Files
the_information_nexus/docs/financial_docs/Database_Schema.md

4.2 KiB

Objective

Create a unified database schema to store and analyze forex market data from Oanda, focusing on multiple currency pairs with the flexibility to support a wide range of analytical and machine learning workloads.

Schema Design

The schema is designed to store time-series data for various forex instruments, capturing price movements and trading volumes over time, along with allowing for the storage of additional, flexible data points.

Proposed Schema for SQLite3

CREATE TABLE forex_data (
    id INTEGER PRIMARY KEY AUTOINCREMENT,
    instrument TEXT NOT NULL,
    timestamp DATETIME NOT NULL,
    open REAL NOT NULL,
    high REAL NOT NULL,
    low REAL NOT NULL,
    close REAL NOT NULL,
    volume INTEGER,
    additional_info TEXT
);

Adaptation for TimescaleDB (PostgreSQL)

CREATE TABLE forex_data (
    id SERIAL PRIMARY KEY,
    instrument VARCHAR(10) NOT NULL,
    timestamp TIMESTAMPTZ NOT NULL,
    open NUMERIC NOT NULL,
    high NUMERIC NOT NULL,
    low NUMERIC NOT NULL,
    close NUMERIC NOT NULL,
    volume NUMERIC,
    additional_info JSONB,
    CONSTRAINT unique_instrument_timestamp UNIQUE (instrument, timestamp)
);

Key Components Explained

  • id: A unique identifier for each row. Simplifies data retrieval and management, especially for ML applications where each data point might need to be uniquely identified.

  • instrument: Specifies the forex pair (e.g., 'EUR_USD', 'GBP_JPY'), allowing data from multiple instruments to be stored in the same table.

  • timestamp: Records the datetime for each data point. It's crucial for time series analysis. TIMESTAMPTZ in TimescaleDB ensures time zone awareness.

  • open, high, low, close: Represent the opening, highest, lowest, and closing prices for the instrument within the specified time interval.

  • volume: Represents the trading volume. It's optional, recognizing that volume data might not always be available or relevant.

  • additional_info: A flexible JSONB (or TEXT in SQLite) column for storing any additional structured data related to the data point, such as bid/ask prices, computed indicators, or metadata.

  • unique_instrument_timestamp: Ensures data integrity by preventing duplicate entries for the same instrument and timestamp.

Transitioning from SQLite3 to TimescaleDB

This schema is designed with compatibility in mind.

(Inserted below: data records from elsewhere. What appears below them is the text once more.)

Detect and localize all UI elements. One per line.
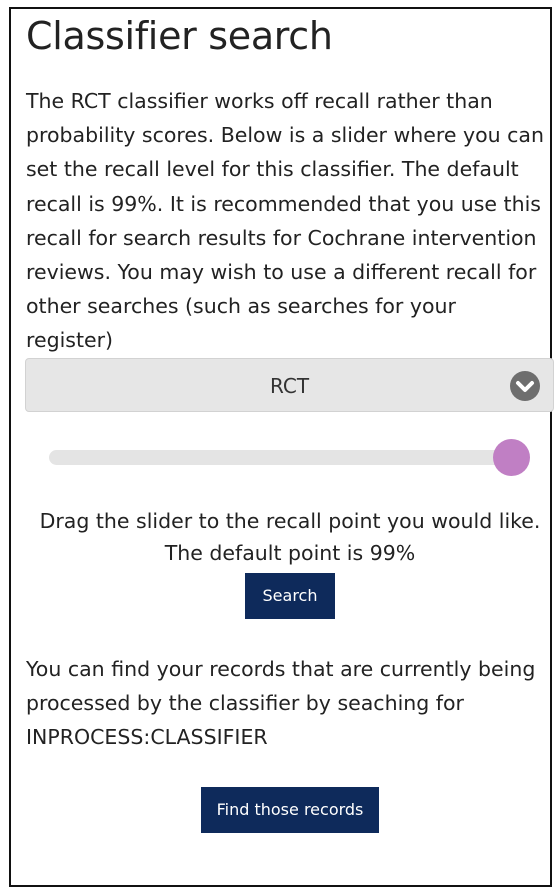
classifier-select-value: RCT (269, 374, 310, 398)
slider-track[interactable] (49, 450, 525, 465)
records-info-text: You can find your records that are curre… (26, 657, 536, 750)
slider-help-line-1: Drag the slider to the recall point you … (39, 509, 541, 533)
slider-help-text: Drag the slider to the recall point you … (20, 505, 560, 569)
search-button[interactable]: Search (245, 573, 335, 619)
chevron-down-icon (510, 371, 540, 401)
slider-thumb[interactable] (492, 439, 530, 476)
page-title: Classifier search (26, 14, 333, 58)
classifier-select[interactable]: RCT (25, 358, 554, 412)
recall-slider[interactable] (49, 436, 530, 478)
find-records-button[interactable]: Find those records (201, 787, 379, 833)
slider-help-line-2: The default point is 99% (164, 541, 416, 565)
intro-paragraph: The RCT classifier works off recall rath… (26, 89, 544, 353)
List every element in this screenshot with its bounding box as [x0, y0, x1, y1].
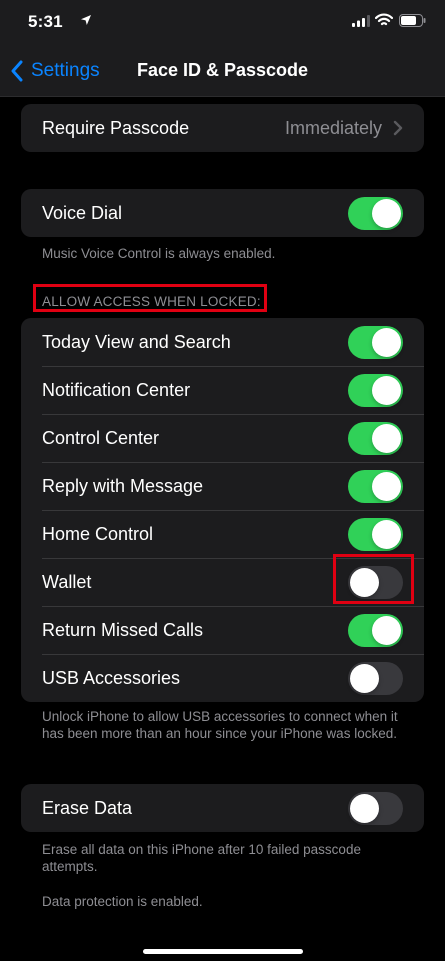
voice-dial-label: Voice Dial	[42, 202, 123, 223]
allow-access-header: ALLOW ACCESS WHEN LOCKED:	[42, 294, 261, 309]
locked-item-return-missed-calls: Return Missed Calls	[21, 606, 424, 654]
control-center-toggle[interactable]	[348, 422, 403, 455]
toggle-knob	[350, 664, 379, 693]
home-control-toggle[interactable]	[348, 518, 403, 551]
locked-item-control-center: Control Center	[21, 414, 424, 462]
wallet-label: Wallet	[42, 571, 92, 592]
wallet-toggle-highlight-box	[333, 554, 414, 604]
reply-with-message-label: Reply with Message	[42, 475, 204, 496]
today-view-toggle[interactable]	[348, 326, 403, 359]
erase-data-label: Erase Data	[42, 797, 133, 818]
chevron-right-icon	[393, 120, 403, 136]
require-passcode-value: Immediately	[284, 117, 382, 138]
today-view-label: Today View and Search	[42, 331, 231, 352]
return-missed-calls-toggle[interactable]	[348, 614, 403, 647]
usb-accessories-footer: Unlock iPhone to allow USB accessories t…	[42, 709, 398, 741]
require-passcode-label: Require Passcode	[42, 117, 190, 138]
navigation-bar: Settings Face ID & Passcode	[0, 44, 445, 97]
toggle-knob	[350, 794, 379, 823]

The transition from SQLite3 to TimescaleDB involves type adjustments and taking advantage of TimescaleDB's features for time-series data. Upon migration, you would:

  1. Convert data types where necessary (e.g., TEXT to VARCHAR, DATETIME to TIMESTAMPTZ, TEXT containing JSON to JSONB).
  2. Apply TimescaleDB's time-series optimizations, such as creating a hypertable for efficient data storage and querying.

Documentation and Usage Notes

  • Granularity: Decide on the granularity (e.g., tick, minute, hourly, daily) based on your analytical needs. This affects the timestamp and potentially the volume and price precision.
  • Time Zone Handling: Be mindful of time zones, especially if analyzing global markets. TIMESTAMPTZ in TimescaleDB helps manage time zone complexities.
  • Data Integrity: The unique constraint on instrument and timestamp prevents data duplication, ensuring the database's reliability for analysis.
  • Extensibility: The additional_info JSONB column allows for the addition of new data points without schema modifications, offering extensibility for future analysis needs.
  • Machine Learning and Analysis: This schema supports direct use with Python's data analysis libraries (e.g., Pandas for data manipulation, Scikit-learn for ML modeling) by facilitating the extraction of features directly from stored data.

Conclusion

This guide provides a blueprint for a database schema capable of supporting comprehensive forex data analysis and machine learning workloads, from initial development with SQLite3 to a scalable, production-ready setup with TimescaleDB. By focusing on flexibility, scalability, and compatibility, this schema ensures that your database can grow and evolve alongside your analytical capabilities, providing a solid foundation for extracting insights from forex market data.